Luiz Orlando Carneiro
Foi repórter e colunista do JOTA
Indicado pelo presidente Michel Temer para ocupar uma vaga no Supremo Tribunal Federal, Alexandre de Moraes é considerado um autor dos mais bem sucedidos da área jurídica.
O JOTA selecionou o que Moraes já afirmou sobre três temas que estão na ordem do dia no Supremo Tribunal Federal, retirados da sua obra mais importante, “Direito Constitucional”, 30ª edição, revista e atualizada até a EC nº 76/2013:
Relatividade dos direitos e garantias individuais e coletivos
Os direitos humanos fundamentais, dentre eles os direitos e garantias individuais e coletivos consagrados no art. 5º da Constituição Federal, não podem ser utilizados como um verdadeiro escudo protetivo da prática de atividades ilícitas, tampouco como argumento para afastamento ou diminuição da responsabilidade civil ou penal por atos criminosos, sob pena de total consagração ao desrespeito a um verdadeiro Estado de Direito.
Os direitos e garantias fundamentais consagrados pela Constituição Federal, portanto, não são ilimitados, uma vez que encontram seus limites nos demais direitos igualmente consagrados pela Carta Magna (Princípio da relatividade ou convivência das liberdades públicas).
Desta forma, quando houver conflito entre dois ou mais direitos ou garantias fundamentais, o intérprete deve utilizar-se do principio da concordância prática ou da harmonização, de forma a coordenar e combinar os bens jurídicos em conflito, evitando o sacrifício total de uns em relação aos outros, realizando uma redução proporcional do âmbito de alcance de cada qual (contradição dos princípios), sempre em busca do verdadeiro significado da norma e da harmonia do texto constitucional com sua finalidade precípua.
Apontando a relatividade dos direitos fundamentais, Quiroga Lavié afirma que os direitos fundamentais nascem para reduzir a ação do Estado aos limites impostos pela Constituição, sem contudo desconhecerem a subordinação do indivíduo ao Estado, como garantia de que eles operem dentro dos limites impostos pelo direito.
A própria Declaração dos Direitos Humanos das Nações Unidas, expressamente, em seu art. 29 afirma que “toda pessoa tem deveres com a comunidade, posto que somente nela pode-se desenvolver livre e plenamente sua personalidade.
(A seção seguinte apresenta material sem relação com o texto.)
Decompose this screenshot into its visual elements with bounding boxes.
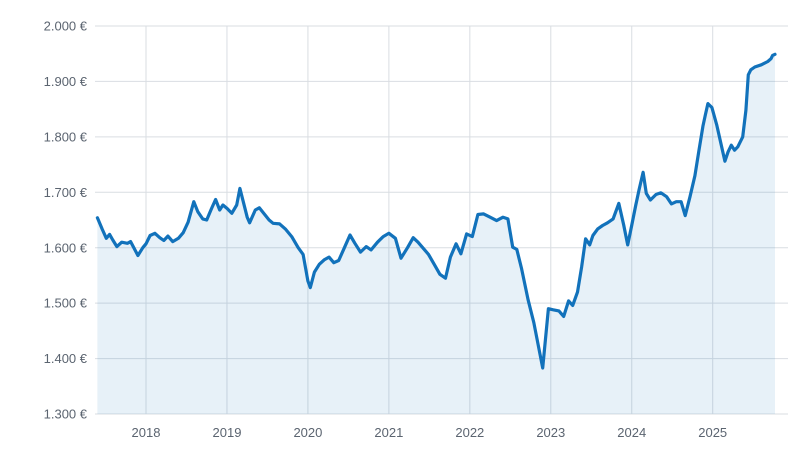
price-area <box>97 54 775 415</box>
x-axis-tick-label: 2020 <box>293 425 322 440</box>
y-axis-tick-label: 1.600 € <box>44 240 88 255</box>
x-axis-tick-label: 2025 <box>698 425 727 440</box>
x-axis-tick-label: 2018 <box>132 425 161 440</box>
x-axis-tick-label: 2023 <box>536 425 565 440</box>
y-axis-tick-label: 1.700 € <box>44 185 88 200</box>
price-line <box>95 52 777 370</box>
y-axis-tick-label: 1.400 € <box>44 351 88 366</box>
y-axis-tick-label: 1.300 € <box>44 407 88 422</box>
x-axis-tick-label: 2024 <box>617 425 646 440</box>
y-axis-tick-label: 1.900 € <box>44 74 88 89</box>
y-axis-tick-label: 1.500 € <box>44 296 88 311</box>
x-axis-tick-label: 2021 <box>374 425 403 440</box>
x-axis-tick-label: 2022 <box>455 425 484 440</box>
y-axis-tick-label: 1.800 € <box>44 129 88 144</box>
x-axis-tick-label: 2019 <box>213 425 242 440</box>
y-axis-tick-label: 2.000 € <box>44 19 88 34</box>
No exercício de seus direitos e no desfrute de suas liberdades todas as pessoas estarão sujeitas às limitações estabelecidas pela lei com a única finalidade de assegurar o respeito dos direitos e liberdades dos demais, e de satisfazer as justas exigências da moral, da ordem pública e do bem-estar de uma sociedade democrática. Estes direitos e liberdades não podem, em nenhum caso, serem exercidos em oposição com os propósitos e princípios das Nações Unidas. Nada na presente Declaração poderá ser interpretado no sentido de conferir direito algum ao Estado, a um grupo ou uma pessoa, para empreender e desenvolver atividades ou realizar atos tendentes a supressão de qualquer dos direitos e liberdades proclamados nessa Declaração”.
Direito à vida
A Constituição Federal garante que todos são iguais perante a lei, sem distinção de qualquer natureza, garantindo-se aos brasileiros e aos estrangeiros residentes no País a inviolabilidade do direito à vida, à liberdade, à igualdade, à segurança e à propriedade. O direito à vida é o mais fundamental de todos os direitos, já que se constitui em pré-requisito à existência e exercício de todos os demais direitos.
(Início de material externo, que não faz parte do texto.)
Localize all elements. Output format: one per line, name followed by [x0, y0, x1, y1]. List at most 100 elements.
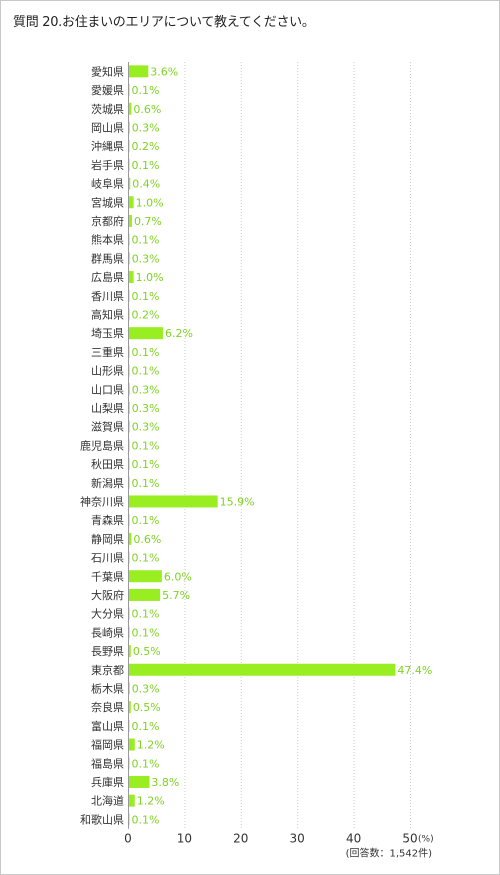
category-label: 三重県 — [91, 345, 124, 359]
x-tick-label: 0 — [124, 832, 132, 846]
category-label: 山梨県 — [91, 401, 124, 415]
category-label: 北海道 — [91, 794, 124, 808]
value-label: 0.1% — [132, 608, 160, 621]
value-label: 0.3% — [132, 121, 160, 134]
category-label: 奈良県 — [91, 700, 124, 714]
value-label: 0.2% — [132, 140, 160, 153]
category-label: 茨城県 — [91, 102, 124, 116]
category-label: 大分県 — [91, 607, 124, 621]
x-tick-label: 40 — [346, 832, 361, 846]
value-label: 0.1% — [132, 514, 160, 527]
value-label: 0.1% — [132, 234, 160, 247]
category-label: 兵庫県 — [91, 775, 124, 789]
bar — [128, 532, 132, 545]
category-label: 山口県 — [91, 383, 124, 396]
value-label: 0.1% — [132, 458, 160, 471]
bar — [128, 794, 135, 807]
value-label: 1.0% — [136, 271, 164, 284]
bar — [128, 588, 161, 601]
bar — [128, 102, 132, 115]
x-tick-label: 30 — [290, 832, 305, 846]
value-label: 0.1% — [132, 720, 160, 733]
category-label: 東京都 — [91, 663, 124, 677]
value-label: 5.7% — [162, 589, 190, 602]
value-label: 0.1% — [132, 346, 160, 359]
bar — [128, 701, 131, 714]
bar — [128, 645, 131, 658]
value-label: 15.9% — [220, 495, 255, 508]
category-label: 長野県 — [91, 645, 124, 658]
value-label: 0.1% — [132, 84, 160, 97]
category-label: 愛知県 — [91, 64, 124, 78]
category-label: 岐阜県 — [91, 178, 124, 191]
category-label: 石川県 — [91, 552, 124, 565]
value-label: 0.3% — [132, 383, 160, 396]
category-label: 山形県 — [91, 365, 124, 378]
category-label: 富山県 — [91, 719, 124, 733]
category-label: 神奈川県 — [80, 494, 124, 508]
label-layer: 愛知県 3.6% 愛媛県 0.1% 茨城県 0.6% 岡山県 0.3% 沖縄県 0.2% 岩手県 0.… — [80, 64, 432, 826]
category-label: 栃木県 — [91, 681, 124, 695]
bar — [128, 65, 149, 78]
value-label: 0.3% — [132, 252, 160, 265]
category-label: 福島県 — [91, 756, 124, 770]
category-label: 沖縄県 — [91, 139, 124, 153]
category-label: 和歌山県 — [80, 812, 124, 826]
category-label: 埼玉県 — [91, 326, 124, 340]
bar — [128, 663, 396, 676]
category-label: 熊本県 — [91, 233, 124, 247]
value-label: 3.8% — [151, 776, 179, 789]
grid-layer — [184, 62, 411, 829]
value-label: 0.1% — [132, 626, 160, 639]
value-label: 0.1% — [132, 552, 160, 565]
value-label: 0.1% — [132, 365, 160, 378]
category-label: 京都府 — [91, 214, 124, 228]
bar — [128, 177, 131, 190]
bar — [128, 570, 162, 583]
value-label: 0.4% — [132, 178, 160, 191]
value-label: 0.1% — [132, 757, 160, 770]
category-label: 宮城県 — [91, 195, 124, 209]
category-label: 大阪府 — [91, 588, 124, 602]
value-label: 6.2% — [165, 327, 193, 340]
bar — [128, 214, 132, 227]
category-label: 長崎県 — [91, 625, 124, 639]
category-label: 千葉県 — [91, 569, 124, 583]
value-label: 0.5% — [133, 701, 161, 714]
value-label: 0.1% — [132, 813, 160, 826]
value-label: 0.6% — [133, 533, 161, 546]
value-label: 0.2% — [132, 308, 160, 321]
category-label: 新潟県 — [91, 476, 124, 490]
response-count-note: (回答数：1,542件) — [346, 847, 433, 860]
category-label: 高知県 — [91, 307, 124, 321]
value-label: 0.6% — [133, 103, 161, 116]
category-label: 滋賀県 — [91, 421, 124, 434]
value-label: 1.2% — [137, 739, 165, 752]
category-label: 秋田県 — [91, 457, 124, 471]
value-label: 0.3% — [132, 682, 160, 695]
bar — [128, 775, 150, 788]
axis-layer: 0 10 20 30 40 50 (%) (回答数：1,542件) — [124, 62, 434, 860]
x-tick-label: 50 — [402, 832, 417, 846]
value-label: 0.7% — [134, 215, 162, 228]
x-tick-label: 20 — [233, 832, 248, 846]
value-label: 0.1% — [132, 477, 160, 490]
category-label: 岡山県 — [91, 121, 124, 134]
question-title: 質問 20.お住まいのエリアについて教えてください。 — [13, 15, 315, 30]
x-tick-label: 10 — [177, 832, 192, 846]
bar — [128, 327, 163, 340]
category-label: 広島県 — [91, 270, 124, 284]
category-label: 愛媛県 — [91, 83, 124, 97]
bar — [128, 738, 135, 751]
value-label: 0.1% — [132, 439, 160, 452]
category-label: 福岡県 — [91, 738, 124, 752]
bar — [128, 271, 134, 284]
category-label: 岩手県 — [91, 158, 124, 172]
category-label: 静岡県 — [91, 532, 124, 546]
value-label: 0.1% — [132, 159, 160, 172]
value-label: 1.0% — [136, 196, 164, 209]
value-label: 47.4% — [397, 664, 432, 677]
category-label: 鹿児島県 — [80, 438, 124, 452]
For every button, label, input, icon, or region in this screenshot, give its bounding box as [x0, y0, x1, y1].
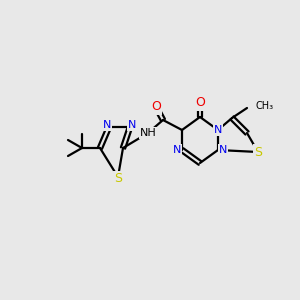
Text: N: N [128, 120, 136, 130]
Text: N: N [173, 145, 181, 155]
Text: NH: NH [140, 128, 156, 138]
Text: O: O [151, 100, 161, 113]
Text: O: O [195, 97, 205, 110]
Text: N: N [103, 120, 111, 130]
Text: N: N [214, 125, 222, 135]
Text: N: N [219, 145, 227, 155]
Text: CH₃: CH₃ [255, 101, 273, 111]
Text: S: S [254, 146, 262, 158]
Text: S: S [114, 172, 122, 185]
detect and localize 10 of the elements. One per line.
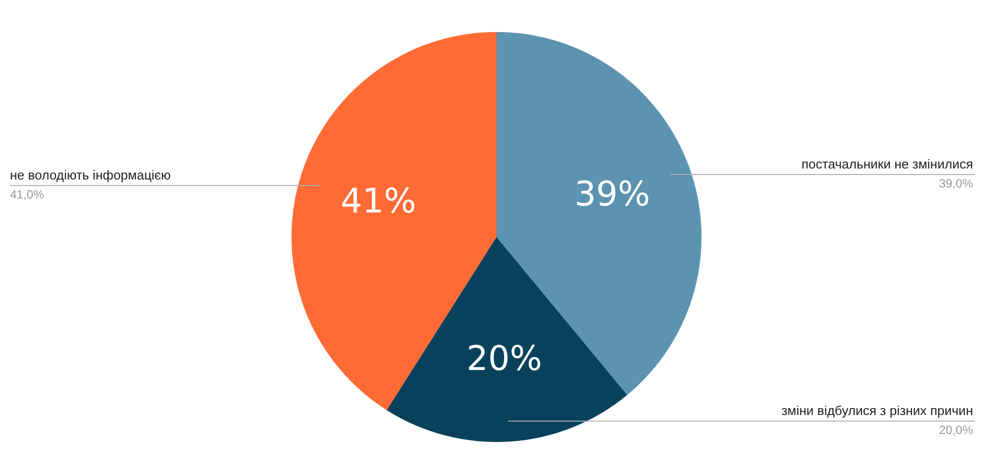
text: 41,0%	[10, 188, 44, 202]
slice-label: постачальники не змінилися	[801, 156, 973, 172]
data-label: 41%	[340, 182, 416, 222]
slice-label: не володіють інформацією	[10, 168, 172, 183]
pie-slice	[386, 237, 628, 442]
text: 39,0%	[938, 176, 973, 191]
data-label: 20%	[466, 338, 542, 379]
slice-label: зміни відбулися з різних причин	[781, 403, 973, 418]
text: 20,0%	[938, 423, 973, 438]
data-label: 39%	[574, 174, 650, 214]
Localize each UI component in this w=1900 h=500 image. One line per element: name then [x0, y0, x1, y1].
A Constituição Federal proclama, portanto, o direito à vida, cabendo ao Estado assegurá-lo em sua dupla acepção, sendo a primeira relacionada ao direito de continuar vivo e a segunda de se ter vida digna quanto à subsistência.
O início da mais preciosa garantia individual deverá ser dado pelo biólogo, cabendo ao jurista, tão somente, dar-lhe o enquadramento legal, pois do ponto de vista biológico a vida se inicia com a fecundação do óvulo pelo espermatozóide, resultando um ovo ou zigoto.
Assim a vida viável, portanto, começa com a nidação, quando se inicia a gravidez. Conforme adverte o biólogo Botella Lluziá, o embrião ou feto representa um ser individualizado, com uma carga genética própria, que não se confunde nem com a do pai, nem com a da mãe, sendo inexato afirmar que a vida do embrião ou do feto está englobada pela vida da mãe.
A Constituição, é importante ressaltar, protege a vida de forma geral, inclusive uterina, porém, como os demais Direitos Fundamentais, de maneira não absoluta, pois como destacado pelo Supremo Tribunal Federal, “reputou inquestionável o caráter não absoluto do direito à vida ante o texto constitucional, cujo art. 5º, XLVII, admitiria a pena de morte no caso de guerra declarada na forma do seu artigo 84, XIX. No mesmo sentido, citou previsão de aborto ético ou humanitário como causa excludente de ilicitude ou antijuridicidade no Código Penal, situação em que o legislador teria priorizado os direitos da mulher em detrimento dos do feto. Recordou que a proteção ao direito à vida comportaria diferentes gradações, consoante o que estabelecido na ADI 3510/DF”.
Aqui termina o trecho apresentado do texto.